A simple trick we like to incorporate with our marathon runners in training, as well as our elite athletes, is to introduce the use of alternating ice and heat on the lower extremities following a long run, rigorous workout or even an acute soft tissue injury. This modality has been popular for years in treating acute injuries, in particular those of the lower extremity. The theory behind alternating ice and heat, or contrast baths, is to create a “pumping” mechanism of opening up the vasculature (vasodilation) with heat and closing the vasculature (vasoconstriction) with the application of ice. The protocol can be introduced by alternately submerging the extremity in hot and cold baths, or by simply applying alternating hot and cold packs. I find both methods sufficiently effective. A standard protocol follows below ( but a modified version with fewer cycles is acceptable as long as we always start with, and end with ice):
-10 min ice followed 10 min heat
-8 min ice then 8 min heat
-6 min ice then 6 min heat
-4 min ice then 4 min heat
-2 min ice then 2 min heat
-End with 1-2 min of ice.
Although the research on this subject is limited and frankly, not very supportive of the efficacy of alternating ice and heat, I remain a hugh fan of this approach!
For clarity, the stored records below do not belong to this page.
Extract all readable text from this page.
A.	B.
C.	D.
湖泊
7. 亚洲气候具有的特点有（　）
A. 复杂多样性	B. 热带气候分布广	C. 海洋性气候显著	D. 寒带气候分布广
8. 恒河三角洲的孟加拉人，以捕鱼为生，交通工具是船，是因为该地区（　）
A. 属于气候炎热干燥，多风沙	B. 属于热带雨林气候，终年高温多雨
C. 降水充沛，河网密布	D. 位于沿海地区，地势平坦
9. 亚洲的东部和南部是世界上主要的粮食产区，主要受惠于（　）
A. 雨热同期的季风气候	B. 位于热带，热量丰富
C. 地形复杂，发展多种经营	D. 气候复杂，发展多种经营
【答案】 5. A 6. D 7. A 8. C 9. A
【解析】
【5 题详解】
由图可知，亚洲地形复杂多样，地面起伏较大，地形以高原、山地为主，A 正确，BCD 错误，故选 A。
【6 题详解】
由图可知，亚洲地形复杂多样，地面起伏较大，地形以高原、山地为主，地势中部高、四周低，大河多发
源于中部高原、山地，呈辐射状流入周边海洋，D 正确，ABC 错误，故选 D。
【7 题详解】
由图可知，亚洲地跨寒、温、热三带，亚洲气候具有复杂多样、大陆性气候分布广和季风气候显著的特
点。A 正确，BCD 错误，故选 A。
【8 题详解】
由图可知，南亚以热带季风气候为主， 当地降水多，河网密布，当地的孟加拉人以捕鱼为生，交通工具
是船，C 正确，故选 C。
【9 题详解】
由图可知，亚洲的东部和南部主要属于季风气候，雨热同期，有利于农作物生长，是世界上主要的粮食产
If heat brings healthy blood into an area, and ice helps to flush out lactic acid and other inflammatory agents, then incorporating both heat and ice will provide both therapeutic benefits.
Traditionally, this approach was thought to be most effective in the sub-acute phase of healing after the inflammation has mostly subsided, but I find the approach more beneficial than ice alone, especially in the acute or early phase of injury. My only disclaimer is that you may experience some additional soreness initially, but the benefits will quickly follow.
If you are training for a sport, in particular an endurance sport OR have recently suffered a soft tissue injury, try incorporating the use of alternating heat and ice to flush out lactic acid, speed up recovery and reduced post workout soreness.